The shop in front of her is familiar – and yet not. It straddles the corner. Someone had done something to the pavement – it has a dip in it and there is an inset strip with bumps in it. What can that be for? And beside the shop a yellow sign with an H and some numbers. It was never there before.

Weeds grow across the door. Some kind of wire mesh inside the windows. No! How can passers-by see the goods, with that there? What is going to entice them in to buy… what will they buy? A Chinese vase – possibly Ming? Or a carved wooden elephant shipped from the furthest reaches of the Empire. The Queen herself possesses such a glorious creature, she might say. It graces the Entrance Hall at Osborne. Such a consolation to her in her widowhood. It might be true, though probably it is not. You have to paint a picture for your mark…potential purchaser. Nobody ever purchases a simple vase or a wooden elephant. Rather, they buy into the romance of Orient, or Empire.

That yellow paint around the door, the faux Grecian columns framing a door that was once purple but now seems to have been torched back to some hideous underlying scarlet.
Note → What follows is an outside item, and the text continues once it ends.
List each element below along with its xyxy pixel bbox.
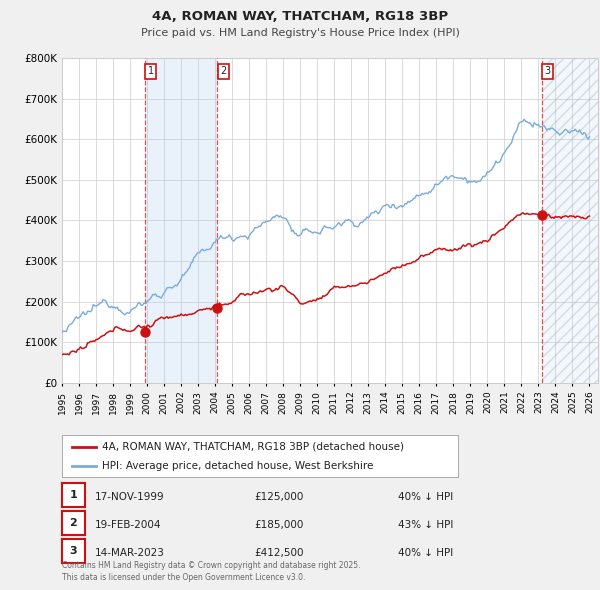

Weeds grow along the threshold. How are the customers to enter, when all is obstructed in such a fashion? It is one of the first rules of shop-keeping – the shop is a welcome haven. It must be warm, though blizzards rage outside. Unlike the street, with its chaos and ordure, the clatter of passing horses and carriages, the shop must at all times be quiet; clean and sweet-smelling. How much nicer to be inside inspecting the merchandise. Purchasing the merchandise.

Churchfields Antiques her shop is called. She remembers it now. Someone has labelled the street on the wall beside it, as if to assist her. The sign looks odd. Surely it used to have a seashell pattern at either end? Surely the lettering was fancier than that?

In her day.

And then she looks down at herself and sees that she is shorter, and that her body has become that of a little boy wearing strange-looking, little-boy clothes in place of her black bombazine. For, like Her Imperial Majesty, she found mourning – for a husband who drank himself to death ten years into a childless, loveless but profitable marriage – a convenient disguise. She examines her hands, so recently gnarled and liver-spotted, and discovers that they are little and smooth. And then she recalls the carriage, coming at such a speed, the driver screaming a warning she cannot hear and has no time to act upon, and the horses out of control…

Everything passes, she thinks. That is why they have stopped me here – whoever they are – on this winter’s day in whatever year and made me – no, made him – look.

I – she – gave her every waking moment to this shop, extracting every farthing from every foolish passer-by; hoarded junk and lied without shame as to its provenance. Those were her masterpieces, she thinks, and that was her fulfilment – the invention of the perfect story, the truly irresistible lie. She married the shop rather than its owner. She gave her life to the shop rather than him. And she died in the street outside the shop, like a dog thrown into the gutter. And now…

The wind blows in over factory roof and terrace, bringing with it a shower of sleet. The boy remembers his now-name, and the when of his present life. Fumbling in his pockets for his gloves, he drags his collar up around his ears and turns in the direction of home.